After the enactment of BAPCPA in 2005, there was considerable uncertainty concerning the proper method to calculate a debtor’s “projected disposable income” for purposes of funding a Chapter 13 plan. Some bankruptcy courts used the Means Test calculation of “disposable income” and other courts used the actual income and expenses as reflected on the debtor’s Schedules I and J.
The case of Hamilton v. Lanning, 130 S. Ct. 2464, 177 L. Ed. 2d 23 (2010) resolved the basic question by holding that “projected disposable income” is determined by using the Means Test formula. For below median income debtors, “projected disposable income” is calculated by starting with “current monthly income” from the Means Test and deducting the debtor’s actual “reasonably necessary” living expenses taken from Schedule J. See § 1325(b)(2)(A)(i). For above median income debtors, “projected monthly income” is calculated by using “currently monthly income” from the means test and deducting certain expenses allowed by the Means Test . See §§ 707(b)(2), 1325(b)(3)(A)). However, the Court ruled that bankruptcy courts have discretion to consider projected changes in income or expenses that are known or virtually certain at the time of confirmation.
The Fifth Circuit followed Lanning and held in In re Ragos, 700 F.3d 220 (5th Cir. 2012), that the Debtor was not required to include Social Security income in the “projected disposable income” calculation because the statutory definition of “current monthly income” explicitly “excludes benefits received under the Social Security Act.” 11 U.S.C. § 101(10A)(B).

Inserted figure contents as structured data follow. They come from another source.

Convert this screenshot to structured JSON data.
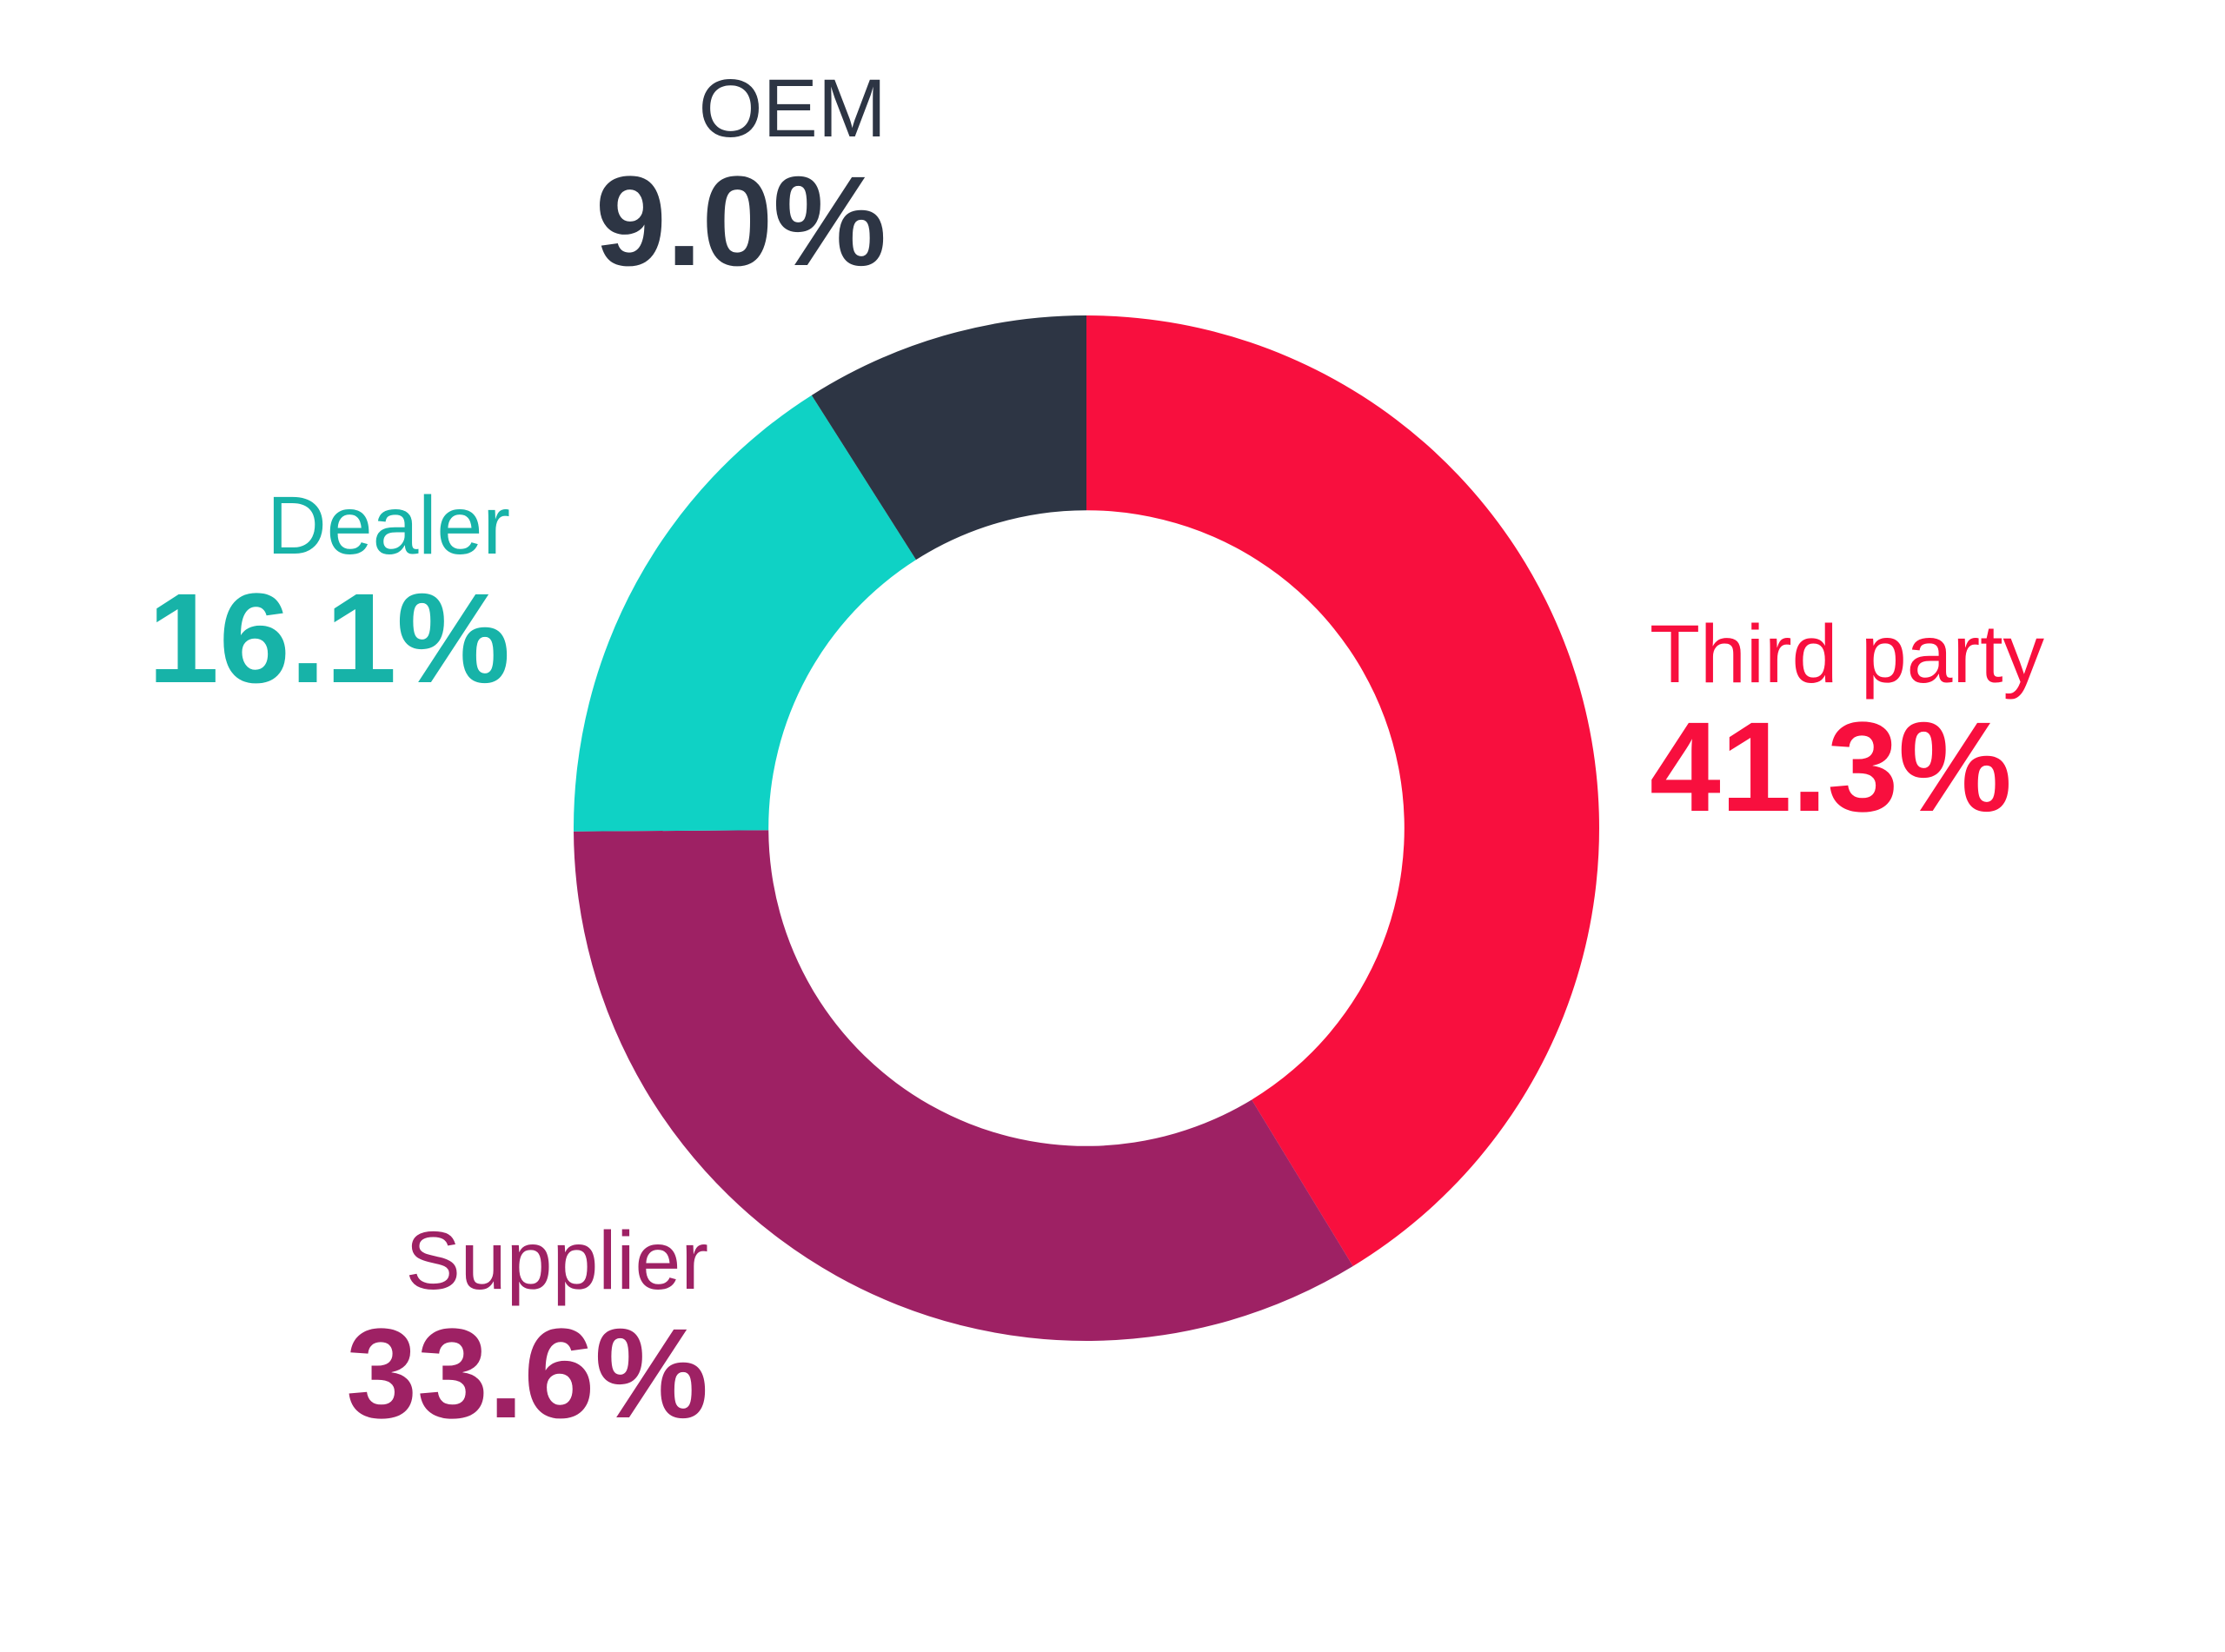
{
  "chart_data": {
    "type": "pie",
    "subtype": "donut",
    "title": "",
    "background": "#FFFFFF",
    "start_angle_deg": 0,
    "direction": "clockwise",
    "inner_radius_ratio": 0.62,
    "legend": "none",
    "data_labels": "outside, color-matched, two lines (name + percent)",
    "categories": [
      "Third party",
      "Supplier",
      "Dealer",
      "OEM"
    ],
    "values": [
      41.3,
      33.6,
      16.1,
      9.0
    ],
    "segments": [
      {
        "label": "Third party",
        "value": 41.3,
        "display": "41.3%",
        "color": "#F80F3E",
        "label_color": "#F80F3E"
      },
      {
        "label": "Supplier",
        "value": 33.6,
        "display": "33.6%",
        "color": "#9E2164",
        "label_color": "#9E2164"
      },
      {
        "label": "Dealer",
        "value": 16.1,
        "display": "16.1%",
        "color": "#0FD2C5",
        "label_color": "#17B3A8"
      },
      {
        "label": "OEM",
        "value": 9.0,
        "display": "9.0%",
        "color": "#2D3544",
        "label_color": "#2D3544"
      }
    ]
  }
}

Last month, Judge Olack distinguished Ragos and ruled that expenses of a below median income debtor used to calculate “projected disposable income” must still be “reasonably necessary” even if the Debtor included exempt Social Security income in the calculation. In re Patrick, Case No. 12-03042 NPO (S.D. Miss. 2013). In Patrick, the debtors’ “current monthly income” for Means Test purposes was below median for the State of Mississippi; therefore, the long form Means Test was not required and the “projected disposable income” was determined by using the debtors’ actual living expenses from Schedule J. The debtors voluntarily contributed Social Security benefits to fund the Chapter 13 plan, and the debtors acknowledged that the plan was not feasible without the Social Security benefits. The Trustee objected to confirmation on the basis that the proposed living expenses on Schedule J were unreasonably high which resulted in a lower “projected disposable income” to be distributed to unsecured creditors. The Trustee argued that the plan was not filed in good faith as required by 11 U.S.C. §1325(a)(3). The debtors asserted that since they voluntarily contributed exempt Social Security benefits to the plan, their expenses did not have to be “reasonably necessary” in order for the plan to be confirmable. The debtors urged the Court “to extend the holding in Ragos to embrace Social Security benefits distributed inside a plan.” Patrick, at Page 6.

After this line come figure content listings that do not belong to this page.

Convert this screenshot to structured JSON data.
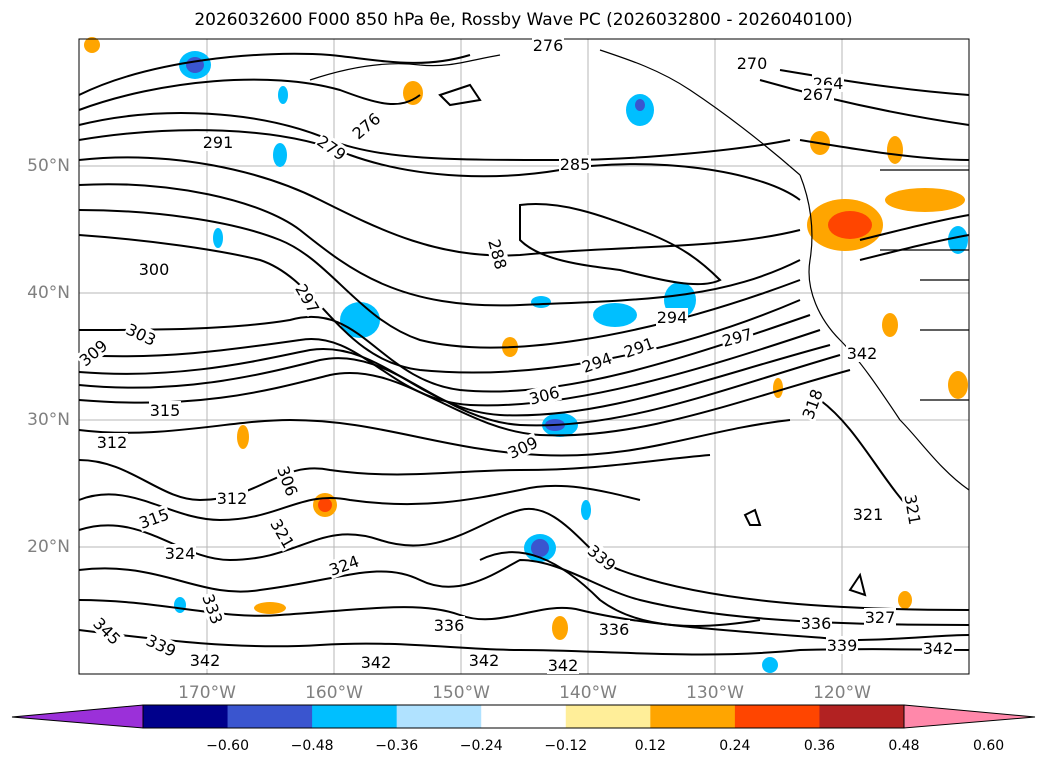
{
  "title": "2026032600 F000 850 hPa θe, Rossby Wave PC (2026032800 - 2026040100)",
  "map": {
    "lon_labels": [
      "170°W",
      "160°W",
      "150°W",
      "140°W",
      "130°W",
      "120°W"
    ],
    "lat_labels": [
      "50°N",
      "40°N",
      "30°N",
      "20°N"
    ],
    "contour_labels": [
      "276",
      "270",
      "264",
      "267",
      "291",
      "276",
      "279",
      "285",
      "288",
      "300",
      "297",
      "294",
      "291",
      "294",
      "297",
      "306",
      "309",
      "303",
      "315",
      "312",
      "309",
      "318",
      "312",
      "306",
      "315",
      "321",
      "324",
      "321",
      "321",
      "324",
      "336",
      "336",
      "336",
      "339",
      "342",
      "342",
      "342",
      "342",
      "333",
      "345",
      "327",
      "339",
      "342",
      "342",
      "339"
    ],
    "field": "850 hPa equivalent potential temperature (θe)",
    "shading": "Rossby Wave PC"
  },
  "colorbar": {
    "ticks": [
      "−0.60",
      "−0.48",
      "−0.36",
      "−0.24",
      "−0.12",
      "0.12",
      "0.24",
      "0.36",
      "0.48",
      "0.60"
    ],
    "colors": [
      "#9b30d9",
      "#00008b",
      "#3a55cf",
      "#00bfff",
      "#b0e2ff",
      "#ffffff",
      "#ffee99",
      "#ffa500",
      "#ff4500",
      "#b22222",
      "#ff88aa"
    ]
  }
}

The Court held that it has the authority to determine reasonableness of expenses and items in a plan even though Social Security benefits were included in the income necessary to fund the plan. Id. at Page 9. The Court found that the expenses were not reasonable and that the plan was not proposed in good faith. The Court has “to balance the conflicting objectives of Congress “to save ‘men and women from the rigors of the poor house’ and ‘to endure the debtor who can pay creditors do pay them.’” Id. at Page 10 (citations omitted).
[Personal observation: The Court points out that the debtors did not earmark the Social Security benefits toward payment of any particular expense, but argued that the protection applied in toto. Furthermore, the debtors did not make any arguments whatsoever that the expenses were reasonable under the circumstances. Perhaps if the Social Security benefits had been earmarked for a specific expense (like a third car), and a decent argument were made as to why the expense is necessary (like the family is large), then the Court might find that the debtors acted in good faith in proposing the plan.]